悲絕的氣息,充斥著寂靜的殿堂,所有的人似乎都被感染,忘記了上一刻還徘徊在死亡即將來臨的恐懼邊緣。
如陌沉緩的腳步聲,迴響在大殿空闊的上方,常年壓制在心底的痛,隨著這一聲聲帶著悲哀和怨痛的質問,自心間噴薄而出,瞬間襲擊了全身的每一根神經。所有關於母親的記憶,如潮水般蜂擁而至,過往的一切,在腦海中一一回放。

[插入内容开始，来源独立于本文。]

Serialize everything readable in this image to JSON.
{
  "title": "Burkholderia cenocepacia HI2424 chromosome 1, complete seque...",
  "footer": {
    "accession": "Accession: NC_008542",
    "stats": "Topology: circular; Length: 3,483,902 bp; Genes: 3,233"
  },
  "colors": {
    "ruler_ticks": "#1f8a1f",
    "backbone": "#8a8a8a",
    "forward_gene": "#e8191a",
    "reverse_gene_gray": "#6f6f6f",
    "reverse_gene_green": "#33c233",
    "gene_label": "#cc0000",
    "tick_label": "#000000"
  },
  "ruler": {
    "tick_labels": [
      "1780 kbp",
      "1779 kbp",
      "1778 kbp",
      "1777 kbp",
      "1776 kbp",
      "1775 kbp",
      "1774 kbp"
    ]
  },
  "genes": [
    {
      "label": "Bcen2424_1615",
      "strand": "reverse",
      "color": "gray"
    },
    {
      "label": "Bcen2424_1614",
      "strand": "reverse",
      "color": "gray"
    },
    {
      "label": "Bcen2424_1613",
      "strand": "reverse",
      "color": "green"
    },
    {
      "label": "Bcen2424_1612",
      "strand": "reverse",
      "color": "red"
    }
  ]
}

“琅邪山頂的那隻無情的手,斷心崖上的那柄鋒利的劍,以及今日這滿地的奪命鋼針,還有那無數的陰謀詭計,另外身邊僅有的幾個真心待我的人,死的死,傷的傷。一次,兩次,三次……我已經不記得這究竟是第幾次了。你,就真的這麼想要我死嗎?難道我的生命,就註定了要終結在你的手中才是完美的嗎?”

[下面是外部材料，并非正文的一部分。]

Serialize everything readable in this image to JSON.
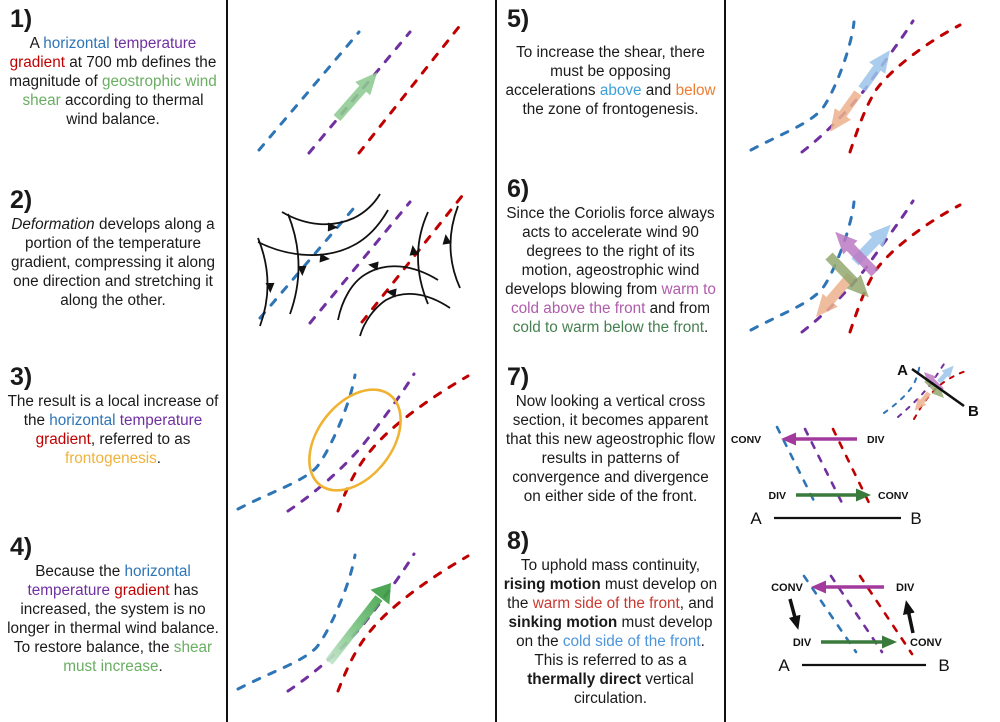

岑心言的臉色在她每說一句話時,便白上一分,最終慘白之色,堪比門外那冰冷的雪。她望著那個渾身充斥著哀絕氣息的血衣女子,那個女子的目光那樣蒼涼,她的語氣如此悲傷,她那一滴清淚,終是無可抑制的滑出了眼眶,滾滾而落,在滿面乾涸的血色中,留下一道異常清晰的白色印記。那滴淚,灼痛了岑心言的眼睛,那些被她強行埋藏的記憶,卻夜夜出現在她夢中的片段,遽然閃現。
十年前她失去理智的報復,殘忍的將她退下懸崖時,她不敢置信的雙眼。